Lentidão da vacinação
No âmbito internacional, um artigo recente publicado por integrantes da organização Teacher Task Force (TTF) apontou que, "apesar da urgência em proteger professores e outros profissionais da educação (...), eles não estão sendo priorizados em planos nacionais, em parte devido à lentidão na distribuição (de vacinas)".
Entre as exceções, diz a TTF, estão a região de Nova Déli, na Índia, onde "todas as equipes, incluindo professores, que estiveram ativamente envolvidos nos esforços de gerenciamento da covid-19 na cidade serão vacinados com prioridade como trabalhadores da linha de frente", e também o Chile, país latino-americano mais avançado na imunização (em relação a sua população) até agora, com cerca de 9 milhões de doses aplicadas em uma população de quase 19 milhões de pessoas.
"O Chile tem sido relativamente bem-sucedido em seu programa de vacinar professores.
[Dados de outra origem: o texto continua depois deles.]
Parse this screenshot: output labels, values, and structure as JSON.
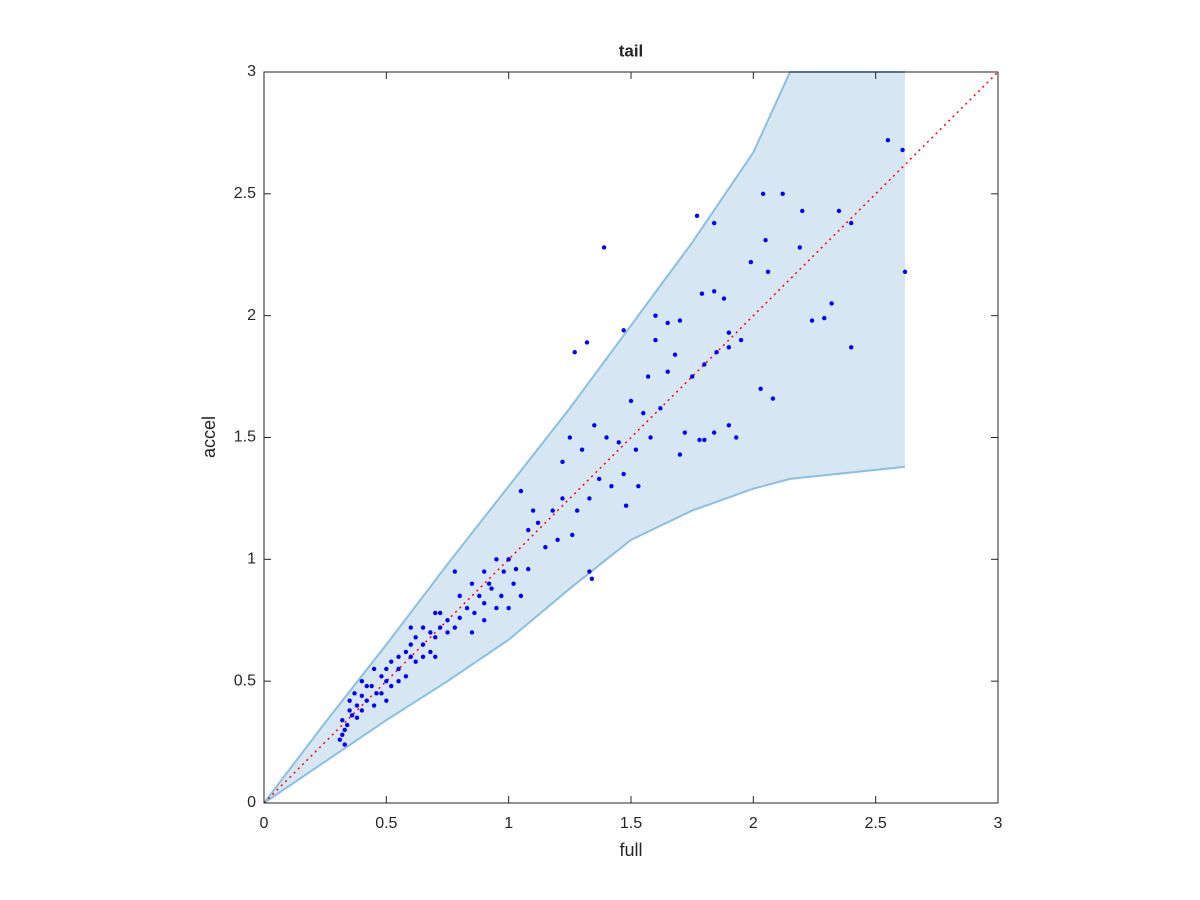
{
  "chart_data": {
    "type": "scatter",
    "title": "tail",
    "x_label": "full",
    "y_label": "accel",
    "xlim": [
      0,
      3
    ],
    "ylim": [
      0,
      3
    ],
    "xticks": [
      0,
      0.5,
      1,
      1.5,
      2,
      2.5,
      3
    ],
    "yticks": [
      0,
      0.5,
      1,
      1.5,
      2,
      2.5,
      3
    ],
    "grid": false,
    "band": {
      "color": "#d6e7f3",
      "edge_color": "#8bbfe0",
      "x": [
        0,
        0.25,
        0.5,
        0.75,
        1,
        1.25,
        1.5,
        1.75,
        2,
        2.15,
        2.62
      ],
      "upper": [
        0,
        0.33,
        0.65,
        0.98,
        1.3,
        1.62,
        1.96,
        2.3,
        2.67,
        3,
        3
      ],
      "lower": [
        0,
        0.17,
        0.34,
        0.5,
        0.67,
        0.88,
        1.08,
        1.2,
        1.29,
        1.33,
        1.38
      ]
    },
    "reference": {
      "color": "#ff0000",
      "x": [
        0,
        3
      ],
      "y": [
        0,
        3
      ]
    },
    "points": {
      "color": "#0000ff",
      "x": [
        2.55,
        2.61,
        2.62,
        2.4,
        2.35,
        2.2,
        2.04,
        2.12,
        2.05,
        2.06,
        1.99,
        2.19,
        2.24,
        2.29,
        2.32,
        2.4,
        2.03,
        2.08,
        1.77,
        1.84,
        1.79,
        1.84,
        1.88,
        1.39,
        1.27,
        1.32,
        1.47,
        1.6,
        1.65,
        1.7,
        1.6,
        1.9,
        1.95,
        1.85,
        1.9,
        1.68,
        1.8,
        1.75,
        1.65,
        1.57,
        1.5,
        1.55,
        1.62,
        1.72,
        1.78,
        1.8,
        1.84,
        1.9,
        1.93,
        1.7,
        1.58,
        1.52,
        1.45,
        1.4,
        1.35,
        1.3,
        1.25,
        1.22,
        1.37,
        1.42,
        1.47,
        1.53,
        1.48,
        1.33,
        1.28,
        1.22,
        1.18,
        1.12,
        1.08,
        1.15,
        1.2,
        1.26,
        1.34,
        1.33,
        1.05,
        1.1,
        1.0,
        0.95,
        0.98,
        1.03,
        1.08,
        0.9,
        0.85,
        0.88,
        0.92,
        0.97,
        1.02,
        0.78,
        0.8,
        0.83,
        0.86,
        0.9,
        0.95,
        0.75,
        0.72,
        0.7,
        0.68,
        0.65,
        0.62,
        0.6,
        0.58,
        0.55,
        0.52,
        0.5,
        0.48,
        0.46,
        0.44,
        0.42,
        0.4,
        0.38,
        0.36,
        0.35,
        0.34,
        0.33,
        0.32,
        0.32,
        0.31,
        0.33,
        0.35,
        0.38,
        0.4,
        0.42,
        0.45,
        0.48,
        0.5,
        0.52,
        0.55,
        0.58,
        0.6,
        0.62,
        0.65,
        0.68,
        0.7,
        0.72,
        0.75,
        0.78,
        0.8,
        0.6,
        0.55,
        0.5,
        0.45,
        0.4,
        0.37,
        0.7,
        0.65,
        0.85,
        0.9,
        1.0,
        1.05,
        0.93
      ],
      "y": [
        2.72,
        2.68,
        2.18,
        2.38,
        2.43,
        2.43,
        2.5,
        2.5,
        2.31,
        2.18,
        2.22,
        2.28,
        1.98,
        1.99,
        2.05,
        1.87,
        1.7,
        1.66,
        2.41,
        2.38,
        2.09,
        2.1,
        2.07,
        2.28,
        1.85,
        1.89,
        1.94,
        2.0,
        1.97,
        1.98,
        1.9,
        1.93,
        1.9,
        1.85,
        1.87,
        1.84,
        1.8,
        1.75,
        1.77,
        1.75,
        1.65,
        1.6,
        1.62,
        1.52,
        1.49,
        1.49,
        1.52,
        1.55,
        1.5,
        1.43,
        1.5,
        1.45,
        1.48,
        1.5,
        1.55,
        1.45,
        1.5,
        1.4,
        1.33,
        1.3,
        1.35,
        1.3,
        1.22,
        1.25,
        1.2,
        1.25,
        1.2,
        1.15,
        1.12,
        1.05,
        1.08,
        1.1,
        0.92,
        0.95,
        1.28,
        1.2,
        1.0,
        1.0,
        0.95,
        0.96,
        0.96,
        0.95,
        0.9,
        0.85,
        0.9,
        0.85,
        0.9,
        0.95,
        0.85,
        0.8,
        0.78,
        0.75,
        0.8,
        0.75,
        0.72,
        0.78,
        0.7,
        0.65,
        0.68,
        0.6,
        0.62,
        0.55,
        0.58,
        0.5,
        0.52,
        0.45,
        0.48,
        0.42,
        0.44,
        0.4,
        0.36,
        0.38,
        0.32,
        0.3,
        0.28,
        0.34,
        0.26,
        0.24,
        0.42,
        0.35,
        0.38,
        0.48,
        0.4,
        0.45,
        0.55,
        0.48,
        0.6,
        0.52,
        0.65,
        0.58,
        0.72,
        0.62,
        0.68,
        0.78,
        0.7,
        0.72,
        0.76,
        0.72,
        0.5,
        0.42,
        0.55,
        0.5,
        0.45,
        0.6,
        0.6,
        0.7,
        0.82,
        0.8,
        0.85,
        0.88
      ]
    }
  }
}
Para preparar para o retorno das aulas, o governo chileno incluiu professores e trabalhadores da educação desde cedo no esforço massivo de vacinação do país", diz o artigo.
"Nas duas últimas semanas, mais da metade dos 513 mil professores do país receberam doses a tempo de começar o ano letivo."
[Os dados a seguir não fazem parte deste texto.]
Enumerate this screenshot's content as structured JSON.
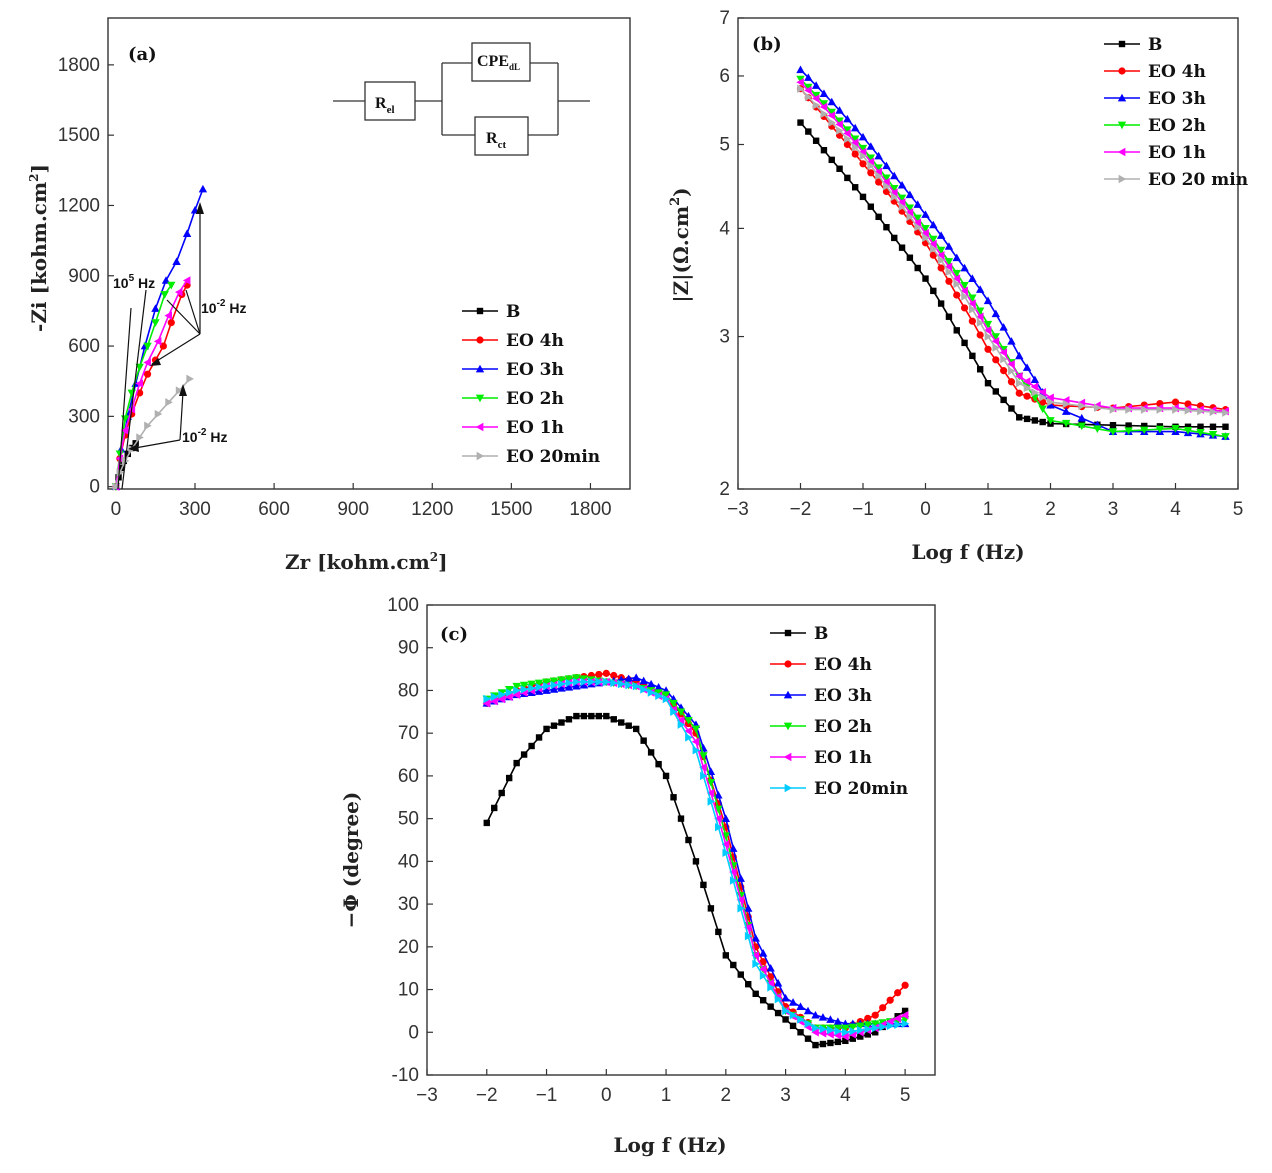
{
  "colors": {
    "B": "#000000",
    "EO 4h": "#ff0000",
    "EO 3h": "#0000ff",
    "EO 2h": "#00ee00",
    "EO 1h": "#ff00ff",
    "EO 20min": "#b0b0b0",
    "EO 20min c": "#00ccff"
  },
  "chart_data": [
    {
      "panel": "(a)",
      "type": "scatter",
      "xlabel": "Zr [kohm.cm",
      "xlabel_sup": "2",
      "xlabel_end": "]",
      "ylabel": "-Zi [kohm.cm",
      "ylabel_sup": "2",
      "ylabel_end": "]",
      "xlim": [
        -30,
        1950
      ],
      "ylim": [
        -10,
        2000
      ],
      "xticks": [
        0,
        300,
        600,
        900,
        1200,
        1500,
        1800
      ],
      "yticks": [
        0,
        300,
        600,
        900,
        1200,
        1500,
        1800
      ],
      "legend": [
        "B",
        "EO 4h",
        "EO 3h",
        "EO 2h",
        "EO 1h",
        "EO 20min"
      ],
      "legend_position": "right-middle",
      "annotations": [
        {
          "base": "10",
          "sup": "5",
          "unit": " Hz"
        },
        {
          "base": "10",
          "sup": "-2",
          "unit": " Hz"
        },
        {
          "base": "10",
          "sup": "-2",
          "unit": " Hz"
        }
      ],
      "circuit": {
        "r1": "R",
        "r1_sub": "el",
        "cpe": "CPE",
        "cpe_sub": "dL",
        "r2": "R",
        "r2_sub": "ct"
      },
      "series": [
        {
          "name": "B",
          "x": [
            0,
            10,
            20,
            30,
            45,
            60,
            75
          ],
          "y": [
            0,
            40,
            80,
            110,
            140,
            165,
            185
          ]
        },
        {
          "name": "EO 4h",
          "x": [
            0,
            15,
            35,
            60,
            90,
            120,
            150,
            180,
            210,
            250,
            270
          ],
          "y": [
            0,
            120,
            220,
            310,
            400,
            480,
            540,
            600,
            700,
            820,
            860
          ]
        },
        {
          "name": "EO 3h",
          "x": [
            0,
            20,
            45,
            75,
            110,
            150,
            190,
            230,
            270,
            300,
            330
          ],
          "y": [
            0,
            160,
            300,
            440,
            600,
            760,
            880,
            960,
            1080,
            1180,
            1270
          ]
        },
        {
          "name": "EO 2h",
          "x": [
            0,
            15,
            35,
            60,
            90,
            120,
            150,
            185,
            210
          ],
          "y": [
            0,
            140,
            290,
            400,
            510,
            600,
            700,
            820,
            860
          ]
        },
        {
          "name": "EO 1h",
          "x": [
            0,
            15,
            35,
            60,
            90,
            120,
            160,
            200,
            240,
            270
          ],
          "y": [
            0,
            120,
            240,
            330,
            440,
            530,
            620,
            730,
            830,
            880
          ]
        },
        {
          "name": "EO 20min",
          "x": [
            0,
            15,
            35,
            60,
            90,
            120,
            160,
            200,
            240,
            280
          ],
          "y": [
            0,
            60,
            110,
            160,
            210,
            260,
            310,
            360,
            410,
            460
          ]
        }
      ]
    },
    {
      "panel": "(b)",
      "type": "line",
      "xlabel": "Log f (Hz)",
      "ylabel": "|Z|(Ω.cm",
      "ylabel_sup": "2",
      "ylabel_end": ")",
      "xlim": [
        -3,
        5
      ],
      "ylim": [
        2,
        7
      ],
      "yscale": "log",
      "xticks": [
        "−3",
        "−2",
        "−1",
        "0",
        "1",
        "2",
        "3",
        "4",
        "5"
      ],
      "yticks": [
        2,
        3,
        4,
        5,
        6,
        7
      ],
      "legend": [
        "B",
        "EO 4h",
        "EO 3h",
        "EO 2h",
        "EO 1h",
        "EO 20 min"
      ],
      "legend_position": "top-right",
      "series": [
        {
          "name": "B",
          "x": [
            -2,
            -1.5,
            -1,
            -0.5,
            0,
            0.5,
            1,
            1.5,
            2,
            3,
            4,
            4.8
          ],
          "y": [
            5.3,
            4.8,
            4.35,
            3.9,
            3.5,
            3.05,
            2.65,
            2.42,
            2.38,
            2.37,
            2.36,
            2.36
          ]
        },
        {
          "name": "EO 4h",
          "x": [
            -2,
            -1.5,
            -1,
            -0.5,
            0,
            0.5,
            1,
            1.5,
            2,
            3,
            4,
            4.8
          ],
          "y": [
            5.8,
            5.25,
            4.75,
            4.3,
            3.85,
            3.35,
            2.9,
            2.58,
            2.5,
            2.48,
            2.52,
            2.47
          ]
        },
        {
          "name": "EO 3h",
          "x": [
            -2,
            -1.5,
            -1,
            -0.5,
            0,
            0.5,
            1,
            1.5,
            2,
            3,
            4,
            4.8
          ],
          "y": [
            6.1,
            5.6,
            5.1,
            4.6,
            4.15,
            3.7,
            3.3,
            2.85,
            2.5,
            2.33,
            2.33,
            2.3
          ]
        },
        {
          "name": "EO 2h",
          "x": [
            -2,
            -1.5,
            -1,
            -0.5,
            0,
            0.5,
            1,
            1.5,
            2,
            3,
            4,
            4.8
          ],
          "y": [
            5.95,
            5.45,
            4.95,
            4.45,
            4.0,
            3.55,
            3.1,
            2.7,
            2.4,
            2.33,
            2.35,
            2.3
          ]
        },
        {
          "name": "EO 1h",
          "x": [
            -2,
            -1.5,
            -1,
            -0.5,
            0,
            0.5,
            1,
            1.5,
            2,
            3,
            4,
            4.8
          ],
          "y": [
            5.9,
            5.4,
            4.9,
            4.4,
            3.95,
            3.5,
            3.05,
            2.7,
            2.55,
            2.48,
            2.48,
            2.46
          ]
        },
        {
          "name": "EO 20 min",
          "x": [
            -2,
            -1.5,
            -1,
            -0.5,
            0,
            0.5,
            1,
            1.5,
            2,
            3,
            4,
            4.8
          ],
          "y": [
            5.8,
            5.3,
            4.85,
            4.35,
            3.9,
            3.45,
            3.0,
            2.65,
            2.52,
            2.47,
            2.47,
            2.45
          ]
        }
      ]
    },
    {
      "panel": "(c)",
      "type": "line",
      "xlabel": "Log f (Hz)",
      "ylabel": "−Φ (degree)",
      "xlim": [
        -3,
        5.5
      ],
      "ylim": [
        -10,
        100
      ],
      "xticks": [
        "−3",
        "−2",
        "−1",
        "0",
        "1",
        "2",
        "3",
        "4",
        "5"
      ],
      "yticks": [
        -10,
        0,
        10,
        20,
        30,
        40,
        50,
        60,
        70,
        80,
        90,
        100
      ],
      "legend": [
        "B",
        "EO 4h",
        "EO 3h",
        "EO 2h",
        "EO 1h",
        "EO 20min"
      ],
      "legend_position": "top-right",
      "series": [
        {
          "name": "B",
          "x": [
            -2,
            -1.5,
            -1,
            -0.5,
            0,
            0.5,
            1,
            1.5,
            2,
            2.5,
            3,
            3.5,
            4,
            4.5,
            5
          ],
          "y": [
            49,
            63,
            71,
            74,
            74,
            71,
            60,
            40,
            18,
            9,
            3,
            -3,
            -2,
            0,
            5
          ]
        },
        {
          "name": "EO 4h",
          "x": [
            -2,
            -1.5,
            -1,
            -0.5,
            0,
            0.5,
            1,
            1.5,
            2,
            2.5,
            3,
            3.5,
            4,
            4.5,
            5
          ],
          "y": [
            77,
            80,
            82,
            83,
            84,
            82,
            79,
            70,
            48,
            20,
            6,
            1,
            1,
            4,
            11
          ]
        },
        {
          "name": "EO 3h",
          "x": [
            -2,
            -1.5,
            -1,
            -0.5,
            0,
            0.5,
            1,
            1.5,
            2,
            2.5,
            3,
            3.5,
            4,
            4.5,
            5
          ],
          "y": [
            77,
            79,
            80,
            81,
            82,
            83,
            80,
            72,
            50,
            22,
            8,
            4,
            2,
            2,
            2
          ]
        },
        {
          "name": "EO 2h",
          "x": [
            -2,
            -1.5,
            -1,
            -0.5,
            0,
            0.5,
            1,
            1.5,
            2,
            2.5,
            3,
            3.5,
            4,
            4.5,
            5
          ],
          "y": [
            78,
            81,
            82,
            83,
            82,
            81,
            79,
            71,
            46,
            18,
            5,
            1,
            1,
            2,
            3
          ]
        },
        {
          "name": "EO 1h",
          "x": [
            -2,
            -1.5,
            -1,
            -0.5,
            0,
            0.5,
            1,
            1.5,
            2,
            2.5,
            3,
            3.5,
            4,
            4.5,
            5
          ],
          "y": [
            77,
            79,
            81,
            82,
            82,
            81,
            78,
            68,
            44,
            18,
            5,
            0,
            -1,
            1,
            4
          ]
        },
        {
          "name": "EO 20min",
          "x": [
            -2,
            -1.5,
            -1,
            -0.5,
            0,
            0.5,
            1,
            1.5,
            2,
            2.5,
            3,
            3.5,
            4,
            4.5,
            5
          ],
          "y": [
            78,
            80,
            81,
            82,
            82,
            81,
            78,
            66,
            42,
            16,
            5,
            1,
            0,
            1,
            2
          ]
        }
      ]
    }
  ]
}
Em muitos outros países, dizem os autores, os educadores estão listados dentro do segundo grupo prioritário. Nos EUA, que tem um alto número absoluto de vacinas aplicadas, "foi solicitado que todos os Estados deem prioridade a professores nos esforços de vacinação, de acordo com o objetivo de ter todos os professores da pré-escola ao ensino médio e cuidadores de crianças vacinados com a primeira dose até o final de março".
Docentes 'relegados a posições mais baixas' no Brasil
Ao falar da situação brasileira, o artigo aponta que "em países como Itália e Brasil, professores estão relegados a posições mais baixas nos planos de priorização da vacina, junto a trabalhadores de segurança e prisionais, o que provocou greves".
Mas mesmo a Itália já começou a vacinar professores, em fevereiro.
De modo geral, a preocupação dos autores é de que "muitos países de renda baixa provavelmente não obterão doses o bastante para vacinar seus professores por um bom tempo. Isso coloca uma enorme pressão sobre os professores ao dar aulas presenciais enquanto colocam a sua saúde e da de outros em risco".